Last week, the 20-year-old father and his 19-year-old brother appeared in the Durban Magistrate’s Court on charges of child trafficking.

The pair had allegedly been trying to sell the older sibling’s 18-day-old son for R2 000 to random couples in Clairwood, south Durban, to feed their addiction to whoonga - a mixture of dagga and heroin.

A taxi owner, appalled by the men negotiating the sale of the child, called the police.

Members of the Montclair Crime Prevention Unit later arrested them as they were smoking whoonga at a drug den near South Coast Road.

The mother of the child was arrested on drug charges a few days after his birth and is in Westville Prison, police said.

Du Plooy, who shares a flat in Rossburgh with her fiancé and 7-year-old daughter, said she met the father through a woman who runs a day-care facility in her complex. The child was then a week old.

“The lady had to go somewhere one day (two weeks ago) and asked me to look after the child. He was so tiny and adorable I didn’t mind.”

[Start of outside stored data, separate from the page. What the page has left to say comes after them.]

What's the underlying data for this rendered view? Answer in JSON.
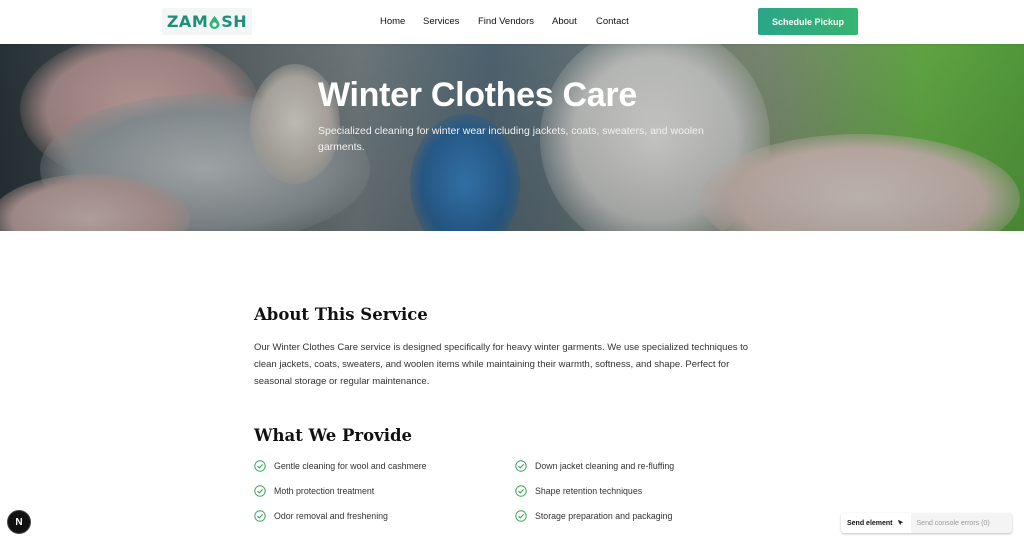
{
  "header": {
    "logo_text_left": "ZAM",
    "logo_text_right": "SH",
    "nav": [
      "Home",
      "Services",
      "Find Vendors",
      "About",
      "Contact"
    ],
    "cta_label": "Schedule Pickup"
  },
  "hero": {
    "title": "Winter Clothes Care",
    "subtitle": "Specialized cleaning for winter wear including jackets, coats, sweaters, and woolen garments."
  },
  "about": {
    "title": "About This Service",
    "text": "Our Winter Clothes Care service is designed specifically for heavy winter garments. We use specialized techniques to clean jackets, coats, sweaters, and woolen items while maintaining their warmth, softness, and shape. Perfect for seasonal storage or regular maintenance."
  },
  "provide": {
    "title": "What We Provide",
    "items": [
      "Gentle cleaning for wool and cashmere",
      "Down jacket cleaning and re-fluffing",
      "Moth protection treatment",
      "Shape retention techniques",
      "Odor removal and freshening",
      "Storage preparation and packaging"
    ]
  },
  "devtools": {
    "badge": "N",
    "send_element": "Send element",
    "send_errors": "Send console errors (0)"
  },
  "colors": {
    "accent": "#2aa58a",
    "check": "#3aa65a"
  }
}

Du Plooy said the father came back at about 10pm and took the child home with him. He told her he stayed at a rundown house in Seaview.

The next day he brought the child back to her and asked her to look after the boy, she said.

The father had given her some nappies and clothing, which he said had been donated to him by people.

She said she looked after the child for a week and had made an appointment with a private paediatrician for a check-up.

She bought the baby new clothes, gripe water for colic, which she noticed he had developed, and cream for a rash on his bottom.

“I knew the father did not have the means. They lived basically on the streets and he told me he made money selling avocado pears. I even let him pick avocado pears from my mother’s tree in the yard. I wanted to look after the baby for him,” she said.

Du Plooy said when the father left the baby in her care, the clinic card indicated he had been born at King Edward VIII Hospital on April 8.

On the day the father was arrested, Du Plooy said he came to her home early that morning and told her someone wanted to donate nappies and milk to the child, but they first wanted to see the baby.

She said she wrapped the baby in a shawl, made a bottle of milk for him and gave him to the father.

“I even said to him not to bring the child back too late because it is getting cold at night and I did not want him to get sick. He told me he would bring the baby back at around 3pm. I had absolutely no idea what he was really going to do.”

Du Plooy said police called her soon after 2pm and she “went cold” when they told her what he had tried to do.

“The baby is such an innocent little child who did not deserve that. When I was told that the child was being placed in social welfare I pleaded with the police to give me the baby to look after in the meanwhile because he would not get the individual attention I would give him if he is at a home.

“They told me there was nothing they could do. It breaks my heart,” she said.

The Child Protection Unit has taken over the investigation.